330,000 Holdens to be recalled over faulty airbags

Holden has confirmed about 330,000 vehicles in Australia will be affected by the Takata airbag recall.

The Federal Government announced a compulsory recall of vehicles fitted with the defective airbags earlier this week.

In a statement, Holden said it would contact customers directly if their car needed to be recalled.

The airbags have been associated with 20 deaths globally, including one death in Australia last year.

The faulty Takata airbags' inflators contain a defect that can cause them to explode and propel shrapnel into drivers and passengers.
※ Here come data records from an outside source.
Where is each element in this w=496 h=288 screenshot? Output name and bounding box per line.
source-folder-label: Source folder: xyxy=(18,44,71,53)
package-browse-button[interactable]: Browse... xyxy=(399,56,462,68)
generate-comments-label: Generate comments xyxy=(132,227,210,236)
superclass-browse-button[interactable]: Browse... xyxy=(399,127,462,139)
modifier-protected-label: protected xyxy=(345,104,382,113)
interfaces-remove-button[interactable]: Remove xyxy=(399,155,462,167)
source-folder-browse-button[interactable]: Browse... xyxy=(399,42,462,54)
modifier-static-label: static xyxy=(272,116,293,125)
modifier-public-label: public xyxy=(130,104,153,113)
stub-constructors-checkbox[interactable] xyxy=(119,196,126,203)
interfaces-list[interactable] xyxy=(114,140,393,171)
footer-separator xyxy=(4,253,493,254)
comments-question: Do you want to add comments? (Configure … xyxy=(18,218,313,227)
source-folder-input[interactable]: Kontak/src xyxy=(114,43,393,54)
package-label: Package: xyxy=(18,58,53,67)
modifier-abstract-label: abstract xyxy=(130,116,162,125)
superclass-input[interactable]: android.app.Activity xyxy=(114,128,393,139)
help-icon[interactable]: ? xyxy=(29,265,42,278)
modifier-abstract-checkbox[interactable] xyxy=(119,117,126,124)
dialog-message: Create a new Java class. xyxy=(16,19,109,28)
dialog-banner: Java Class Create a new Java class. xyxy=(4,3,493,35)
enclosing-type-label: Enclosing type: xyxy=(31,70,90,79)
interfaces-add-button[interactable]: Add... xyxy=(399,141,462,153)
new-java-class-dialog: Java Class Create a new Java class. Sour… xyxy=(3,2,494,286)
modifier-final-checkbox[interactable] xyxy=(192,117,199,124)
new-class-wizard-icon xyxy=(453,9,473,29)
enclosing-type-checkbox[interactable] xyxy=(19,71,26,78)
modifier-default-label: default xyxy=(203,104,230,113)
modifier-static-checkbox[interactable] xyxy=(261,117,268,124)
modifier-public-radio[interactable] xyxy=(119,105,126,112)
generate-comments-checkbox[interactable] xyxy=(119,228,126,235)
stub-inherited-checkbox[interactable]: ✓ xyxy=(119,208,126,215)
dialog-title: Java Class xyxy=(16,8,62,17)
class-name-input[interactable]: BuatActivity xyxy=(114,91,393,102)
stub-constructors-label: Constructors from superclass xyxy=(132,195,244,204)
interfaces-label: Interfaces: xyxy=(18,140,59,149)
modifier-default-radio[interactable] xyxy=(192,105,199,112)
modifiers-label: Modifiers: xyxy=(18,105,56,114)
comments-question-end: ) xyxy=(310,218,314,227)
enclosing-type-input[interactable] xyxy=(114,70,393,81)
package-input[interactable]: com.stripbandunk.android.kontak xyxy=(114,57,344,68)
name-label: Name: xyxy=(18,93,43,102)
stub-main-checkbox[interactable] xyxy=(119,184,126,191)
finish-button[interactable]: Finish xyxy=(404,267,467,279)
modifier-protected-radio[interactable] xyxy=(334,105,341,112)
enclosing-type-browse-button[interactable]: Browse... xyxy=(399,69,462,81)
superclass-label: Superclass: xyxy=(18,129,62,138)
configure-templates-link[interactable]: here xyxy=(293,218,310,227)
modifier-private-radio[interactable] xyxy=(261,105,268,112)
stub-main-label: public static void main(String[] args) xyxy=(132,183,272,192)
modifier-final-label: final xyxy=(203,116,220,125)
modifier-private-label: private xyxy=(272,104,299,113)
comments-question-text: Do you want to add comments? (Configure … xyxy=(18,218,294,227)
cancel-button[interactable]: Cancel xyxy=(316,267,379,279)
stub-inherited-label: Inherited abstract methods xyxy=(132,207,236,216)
A subset of the airbags called "alpha" are considered to pose the highest risk of all those recalled, classified as "critical", but Holden said it had never used any in its vehicles.

It said the replacements would be done progressively in a series of recalls, with a plan currently being developed.

Cars manufactured as far back as 2005 and as recently as this year are among the Holden models on the list.

Some models from two other General Motors brands sold in Australia, Saab and Opel, are also impacted.

Two in seven Australian vehicles affected

The Takata airbag recall is the largest product recall in Australia's history.

The Federal Government said about two in seven cars on Australian roads were affected by the faulty airbags.

The compulsory recall applies to all vehicles that were subject to existing voluntary recalls, and about 1.3 million additional cars.

Cars on the compulsory recall list include various models that have already been subject to a voluntary recall — Toyota, Mazda, Honda, BMW, Chrysler, Lexus, Mitsubishi, Nissan, Subaru and several others.

But models from other manufacturers that had previously not been identified in the voluntary recall will also be subject to the compulsory recall.

Among the new manufacturers on the list are Ford, Mercedes Benz, Tesla, Jaguar, Land Rover, Volkswagen, Audi and Skoda.

The Australian Competition and Consumer Commission (ACCC) has ordered these manufacturers to provide a list of Vehicle Identification Numbers (VINs) of the 850,000 additional affected vehicles by April 3. Those VINs will then be added to the existing compulsory recall list.

Last year, the ACCC issued a voluntary recall on the 60 types of cars sold in Australia that used the faulty airbags.

ACCC chairman Rod Sims said the recall — the biggest in Australia's history — must be done by December 31, 2020.

In Feburary last year the Takata Corporation pleaded guilty to fraud and agreed to pay a $1.3 billion penalty for concealing a deadly defect in millions of its air bags.

Takata admitted to hiding evidence about the defect in the inflators.

According to the company's annual report, Takata commercialised the word's first driver airbags in 1980.

In 2013 it launched the world's first driver-side airbag with Flexible Venting Technology, which Takata said incorporated a "smart" pressure control mechanism that allowed the air vent to be controlled by the air bag itself, rather than via sensors in the vehicle.